Are your children growing up too fast?


Children dressing up like adults; watching movies with sex scenes; and having the responsibility of feeding and caring for their younger siblings.


Is this happening in your own family? Are your children being forced to grow up too fast?


Child developmentalist Ruth Liew asks, “Why do they have to look like little mini adults?”


She explains that she used to dress her own children in the most comfortable clothes that they could run in and mess up because that's what childhood is all about – having fun and exploring.


Liew attributes children growing up too fast to parents being caught up in the rat race and wanting to be ahead. According to her, it's not just happening in the cities.


Times have changed


Children today are influenced by what they see in the media, by the technology they are exposed to, and what they see in the environment around them.


“I don't think we can ever reverse that. I think what we need to do is know the alternatives.


People in some countries are going back to the basics where they delay academic learning. They're not rushing the kids to get through things.


“I guess we are all caught up in the rat race because we want to be more developed. But, we need to know when to relax,” she adds.


While we may think it quite harmless, psychologists say there are effects and repercussions involved.


Stage of development


Psychologist and family marriage therapist Ivy Tan says that according to renowned psychologist Erik Erikson there are eight stages of development for humans, from infancy right up to death. Each stage has its own challenges to be overcome.


Erik Erikson’s Stages of Development:


Stage: Infancy (birth to 18 months)

Basic conflict: Trust vs. Mistrust

Important events: Feeding

Outcome: Children develop a sense of trust when caregivers provide reliabilty, care, and affection. A lack of this will lead to mistrust.

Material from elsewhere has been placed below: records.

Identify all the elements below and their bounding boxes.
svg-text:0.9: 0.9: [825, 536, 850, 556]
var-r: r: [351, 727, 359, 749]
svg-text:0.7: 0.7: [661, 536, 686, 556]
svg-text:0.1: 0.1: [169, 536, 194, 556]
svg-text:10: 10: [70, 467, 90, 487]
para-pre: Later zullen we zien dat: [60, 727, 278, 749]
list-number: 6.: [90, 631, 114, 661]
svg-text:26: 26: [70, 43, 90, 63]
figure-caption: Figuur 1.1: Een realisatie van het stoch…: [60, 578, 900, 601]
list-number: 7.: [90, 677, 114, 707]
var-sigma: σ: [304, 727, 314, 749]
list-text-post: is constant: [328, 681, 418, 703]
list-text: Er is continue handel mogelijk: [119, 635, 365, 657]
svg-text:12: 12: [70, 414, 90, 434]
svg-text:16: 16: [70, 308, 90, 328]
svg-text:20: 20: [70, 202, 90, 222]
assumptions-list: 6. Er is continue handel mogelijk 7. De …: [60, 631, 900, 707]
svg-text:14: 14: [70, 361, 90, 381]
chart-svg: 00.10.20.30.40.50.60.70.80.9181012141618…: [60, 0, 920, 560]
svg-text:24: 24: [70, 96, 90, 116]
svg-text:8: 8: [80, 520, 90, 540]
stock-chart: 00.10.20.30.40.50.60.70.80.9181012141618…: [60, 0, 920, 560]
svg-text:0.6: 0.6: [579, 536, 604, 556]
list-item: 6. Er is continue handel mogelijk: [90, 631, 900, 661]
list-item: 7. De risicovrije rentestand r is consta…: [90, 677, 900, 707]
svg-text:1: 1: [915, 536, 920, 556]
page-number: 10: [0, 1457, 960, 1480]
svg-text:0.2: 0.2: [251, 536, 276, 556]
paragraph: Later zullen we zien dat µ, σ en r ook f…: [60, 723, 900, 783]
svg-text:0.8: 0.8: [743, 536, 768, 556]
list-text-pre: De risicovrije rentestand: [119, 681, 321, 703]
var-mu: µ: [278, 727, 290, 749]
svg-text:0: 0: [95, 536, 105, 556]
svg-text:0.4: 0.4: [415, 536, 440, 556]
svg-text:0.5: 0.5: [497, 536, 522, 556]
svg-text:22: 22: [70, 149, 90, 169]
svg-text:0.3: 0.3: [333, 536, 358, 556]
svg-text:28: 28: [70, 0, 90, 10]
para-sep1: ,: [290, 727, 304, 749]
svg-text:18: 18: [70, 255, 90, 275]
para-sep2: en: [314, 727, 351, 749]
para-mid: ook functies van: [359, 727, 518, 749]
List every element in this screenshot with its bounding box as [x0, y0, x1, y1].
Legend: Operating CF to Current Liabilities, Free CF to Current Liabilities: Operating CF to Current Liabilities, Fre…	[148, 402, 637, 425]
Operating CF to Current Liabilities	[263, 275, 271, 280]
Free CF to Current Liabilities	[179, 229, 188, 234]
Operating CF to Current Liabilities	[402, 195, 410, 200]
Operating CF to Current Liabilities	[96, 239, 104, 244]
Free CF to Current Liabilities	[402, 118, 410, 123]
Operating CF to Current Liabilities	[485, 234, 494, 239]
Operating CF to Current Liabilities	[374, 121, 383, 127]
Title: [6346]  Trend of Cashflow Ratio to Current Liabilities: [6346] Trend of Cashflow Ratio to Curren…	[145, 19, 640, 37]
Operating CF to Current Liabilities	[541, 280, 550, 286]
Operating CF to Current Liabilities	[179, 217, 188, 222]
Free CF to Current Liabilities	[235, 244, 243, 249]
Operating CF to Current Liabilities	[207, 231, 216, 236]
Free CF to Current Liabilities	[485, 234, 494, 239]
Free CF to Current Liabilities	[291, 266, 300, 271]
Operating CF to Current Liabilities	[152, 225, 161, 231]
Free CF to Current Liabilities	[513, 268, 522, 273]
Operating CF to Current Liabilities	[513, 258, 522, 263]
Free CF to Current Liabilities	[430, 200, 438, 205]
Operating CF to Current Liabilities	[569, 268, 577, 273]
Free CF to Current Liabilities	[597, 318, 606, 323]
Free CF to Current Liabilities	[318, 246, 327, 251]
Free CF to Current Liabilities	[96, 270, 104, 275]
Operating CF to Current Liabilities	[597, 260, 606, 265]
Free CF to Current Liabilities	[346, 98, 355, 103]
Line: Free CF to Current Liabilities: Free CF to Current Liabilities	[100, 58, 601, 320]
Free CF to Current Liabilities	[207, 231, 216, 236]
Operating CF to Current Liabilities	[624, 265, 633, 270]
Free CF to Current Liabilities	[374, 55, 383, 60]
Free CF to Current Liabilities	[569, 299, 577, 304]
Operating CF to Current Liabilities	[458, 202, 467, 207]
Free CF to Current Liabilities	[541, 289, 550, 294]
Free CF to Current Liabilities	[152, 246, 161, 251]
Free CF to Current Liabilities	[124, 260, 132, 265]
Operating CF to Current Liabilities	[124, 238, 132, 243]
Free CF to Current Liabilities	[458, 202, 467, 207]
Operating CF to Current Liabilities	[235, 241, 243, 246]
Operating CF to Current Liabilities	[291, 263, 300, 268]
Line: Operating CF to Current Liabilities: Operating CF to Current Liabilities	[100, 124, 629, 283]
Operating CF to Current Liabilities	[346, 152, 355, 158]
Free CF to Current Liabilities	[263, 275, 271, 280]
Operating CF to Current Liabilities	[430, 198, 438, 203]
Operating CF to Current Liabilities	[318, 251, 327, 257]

Stage: Early childhood (2 to 3 years)

Basic conflict: Autonomy vs. Shame and Doubt

Important events: Toilet training

Outcome: Children need to develop a sense of personal control over physical skills and a sense of independence. Success leads to feelings of autonomy, failure results in feelings of shame and doubt.


Stage: Preschool (3 to 5 years)

Basic conflict: Initiative vs. Guilt

Important events: Exploration

Outcome: Children need to begin asserting control and power over the environment. Success in this stage leads to a sense of purpose. Children who try to exert too much power experience disapproval, resulting in a sense of guilt.


Stage: School age (6 to 11 years)

Basic conflict: Industry vs. Inferiority

Important events: School

Outcome: Children need to cope with new social and academic demands. Success leads to a sense of competence, while failure results in feelings of inferiority.


Stage: Adolescence (12 to 18 years)

Basic conflict: Identity vs. Role Confusion

Important events: Social relationships

Outcome: Teens need to develop a sense of self and personal identity. Success leads to an ability to stay true to yourself, while failure leads to role confusion and a weak sense of self.